Kapanan edebiyat dergileri hakkında yazmak her zaman güç olmuştur. Dergi yayındayken yüzüne bakmayan birçok okur, derginin yayın hayatına son verdiğini duyurduğunda arkasından ağıtlar yakar. Kayıp Rıhtım olarak nitelikli edebiyat dergileri ve fanzinlerinin daima yanında olduk. Karahindiba da onlardan birisiydi.
Ne yazık ki Haziran-Temmuz Ağustos 2017 tarihli 10. sayısıyla yayın hayatlarına son veriyorlar. Üzgünüz.
Üstelik oldukça manidar bir dosya konusuyla. 1933’ten beri yayın hayatına devam eden Varlık Dergisi ve onun değerli editörlerinden Enver Ercan’ın üzerine eğilerek ayrılıyorlar sahneden.

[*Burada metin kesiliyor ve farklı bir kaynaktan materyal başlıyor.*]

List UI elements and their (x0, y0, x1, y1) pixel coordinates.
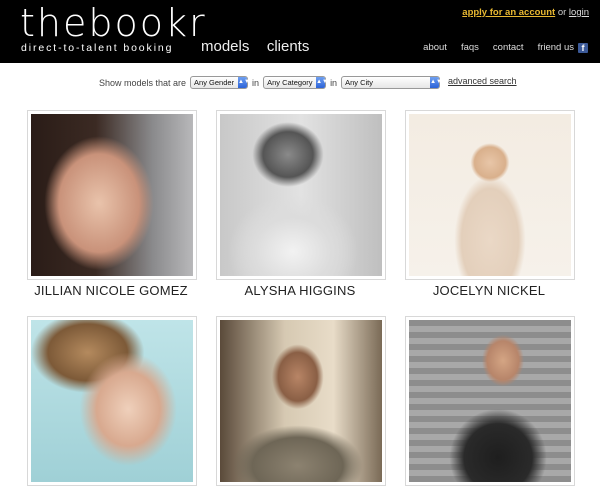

Nezihe Altuğ’un hazırladığı bu dosya, kuşkusuz arşivlik bir çalışma.
Nezihe Altuğ, Mehmet Erte, Yusuf Alper, Mehmet Zaman Saçlıoğlu, Salih Bolat, Dilek Tuncel, Fatme Yeşil, Hanife Duygu Kıran, Neslihan Su Aydın, Okan Yılmaz, Özge Ercan, Oğuz Tümbaş, Hilal Kahraman, Mehmet Kuvvet, Zeynep Çolakoğlu ve Miner Ömer’in eşlik ettiği dosyada, Enver Ercan tüm yönleriyle incelenmeye çalışılıyor.
Karahindiba’nın 10. sayısında Feridun Andaç’ı iki değerli yazısıyla görüyoruz: “Edebi Bellek, Edebi Yalnızlık, Edebi Yaratım” ve “Dar Zamanların Anlatısı: Öykü”
Radyocu ve değerli çevirmen Yiğit Yavuz ise “Yazmak mı Zor, Çevirmek mi” diyerek çevirinin nabzını yokluyor.
Geçen sayıda olduğu gibi, bu sayıda da “Çizohips” ekiyle çıkan Karahindiba, yine çizerlerinin büyülü dokunuşlarını derginin dışına taşırmayı başarıyor.
Ve içeride elbette çok sayıda öykü, şiir ve denemeler var.
“Üflesen dağılacak bir ülkede varoluş savaşıdır karahindiba!” diyerek çıktıkları yolda, var oluşlarına şimdilik son veriyorlar. Bize kattığı her şey için Karahindiba Edebiyat Dergisi‘ne şükranlarımızı sunuyoruz.